Computational Complexity: Larger computational burden compared to discriminative models
Artifacts: May produce "vocalization" artifacts under extremely low SNR conditions
Phase Modeling: Limited phase enhancement effects with complex-valued modeling
Parameter Sensitivity: Requires careful tuning of SDE parameters

Future Directions

Incorporate speech activity detection and phoneme information conditioning
Explore more efficient sampling strategies
Investigate phase enhancement under shorter frame lengths
Extend to other speech restoration tasks

In-Depth Evaluation

Strengths

Theoretical Contribution: Provides complete SDE theoretical derivations and analysis
Methodological Innovation: Clever drift term design enables task adaptation
Comprehensive Experiments: Includes cross-dataset, real-world data, and subjective evaluation
Practical Value: Open-source code facilitates reproducibility and application
Clear Presentation: Detailed theoretical derivations and well-designed experiments

Weaknesses

Computational Efficiency: RTF of 1.77 leaves room for real-time performance improvement
Artifact Issues: "Vocalization" artifacts under low SNR require resolution
Parameter Tuning: SDE parameters require dataset-specific optimization
Theoretical Analysis: Insufficient analysis of forward-backward process mismatch effects

Impact

Academic Value: Provides important reference for diffusion model applications in speech processing
Practical Value: Achieves competitive performance on multiple benchmark datasets
Reproducibility: Provides complete code and audio samples
Inspirational Value: Offers a general framework for other speech restoration tasks

Applicable Scenarios

Speech Enhancement: Telephone communications, hearing aids
Dereverberation: Post-processing for indoor speech recordings
Speech Restoration: Historical recording restoration
Preprocessing: Front-end processing for speech recognition systems

References

The paper cites extensive related work, primarily including:

Song et al. (2021): Score-based generative modeling through stochastic differential equations
Lu et al. (2022): Conditional diffusion probabilistic model for speech enhancement
Vincent (2011): A connection between score matching and denoising autoencoders
Anderson (1982): Reverse-time diffusion equation models

Overall Assessment: This is a high-quality research paper demonstrating excellence in theoretical innovation, methodological design, and experimental validation.

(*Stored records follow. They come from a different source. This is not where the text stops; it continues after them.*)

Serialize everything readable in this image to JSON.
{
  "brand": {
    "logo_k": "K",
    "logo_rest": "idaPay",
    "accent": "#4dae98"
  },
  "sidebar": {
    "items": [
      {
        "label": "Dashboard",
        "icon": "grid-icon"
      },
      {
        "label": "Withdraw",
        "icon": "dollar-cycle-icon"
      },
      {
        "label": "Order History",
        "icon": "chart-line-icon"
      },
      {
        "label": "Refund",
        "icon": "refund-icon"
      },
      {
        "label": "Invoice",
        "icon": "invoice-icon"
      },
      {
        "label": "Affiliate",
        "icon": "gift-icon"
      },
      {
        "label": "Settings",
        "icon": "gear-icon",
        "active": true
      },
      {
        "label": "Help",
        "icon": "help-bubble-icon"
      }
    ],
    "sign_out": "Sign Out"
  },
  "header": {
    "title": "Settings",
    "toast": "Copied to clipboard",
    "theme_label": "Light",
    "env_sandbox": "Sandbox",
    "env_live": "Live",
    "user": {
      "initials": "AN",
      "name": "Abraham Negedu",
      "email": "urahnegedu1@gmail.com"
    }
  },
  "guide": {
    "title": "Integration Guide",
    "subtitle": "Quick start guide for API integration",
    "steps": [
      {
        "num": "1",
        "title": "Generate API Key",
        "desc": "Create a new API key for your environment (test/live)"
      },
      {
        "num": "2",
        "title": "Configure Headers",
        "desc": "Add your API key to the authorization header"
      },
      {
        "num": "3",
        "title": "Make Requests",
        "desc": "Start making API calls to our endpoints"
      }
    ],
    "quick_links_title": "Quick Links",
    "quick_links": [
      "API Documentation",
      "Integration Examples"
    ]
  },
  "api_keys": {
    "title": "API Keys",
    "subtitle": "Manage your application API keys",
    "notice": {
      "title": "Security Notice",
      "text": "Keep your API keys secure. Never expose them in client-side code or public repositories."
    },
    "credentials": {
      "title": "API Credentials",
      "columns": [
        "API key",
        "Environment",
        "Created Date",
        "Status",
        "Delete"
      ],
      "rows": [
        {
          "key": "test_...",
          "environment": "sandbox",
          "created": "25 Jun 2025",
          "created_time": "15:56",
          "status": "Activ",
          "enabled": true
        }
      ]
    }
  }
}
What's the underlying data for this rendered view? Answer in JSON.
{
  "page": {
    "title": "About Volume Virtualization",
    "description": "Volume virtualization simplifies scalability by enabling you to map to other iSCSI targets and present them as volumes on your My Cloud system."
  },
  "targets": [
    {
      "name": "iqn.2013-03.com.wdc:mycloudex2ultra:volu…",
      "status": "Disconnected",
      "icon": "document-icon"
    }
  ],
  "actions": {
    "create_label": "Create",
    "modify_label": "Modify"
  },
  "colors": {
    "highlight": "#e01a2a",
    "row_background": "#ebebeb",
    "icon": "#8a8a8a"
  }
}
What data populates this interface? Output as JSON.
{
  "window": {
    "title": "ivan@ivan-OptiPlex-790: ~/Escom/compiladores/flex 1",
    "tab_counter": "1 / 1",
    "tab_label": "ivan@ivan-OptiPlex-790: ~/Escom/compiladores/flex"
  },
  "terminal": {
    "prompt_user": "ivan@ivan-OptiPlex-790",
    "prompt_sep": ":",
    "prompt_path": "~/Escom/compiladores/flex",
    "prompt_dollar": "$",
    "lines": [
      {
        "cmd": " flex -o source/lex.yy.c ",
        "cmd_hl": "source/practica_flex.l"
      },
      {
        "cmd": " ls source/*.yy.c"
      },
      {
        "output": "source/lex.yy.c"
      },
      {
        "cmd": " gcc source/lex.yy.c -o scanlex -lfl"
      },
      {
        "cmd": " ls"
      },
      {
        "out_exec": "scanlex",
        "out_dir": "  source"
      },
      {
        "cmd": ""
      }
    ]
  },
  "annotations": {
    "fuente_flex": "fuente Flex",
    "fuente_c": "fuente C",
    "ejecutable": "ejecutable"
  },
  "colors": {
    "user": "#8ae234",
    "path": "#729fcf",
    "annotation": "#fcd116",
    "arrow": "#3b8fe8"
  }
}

The paper successfully applies diffusion models to speech enhancement tasks, achieving performance comparable to discriminative models through clever SDE design and network architecture improvements, while demonstrating superior generalization capability. Despite computational efficiency and artifact concerns, its theoretical contributions and practical value make it an important work in the field.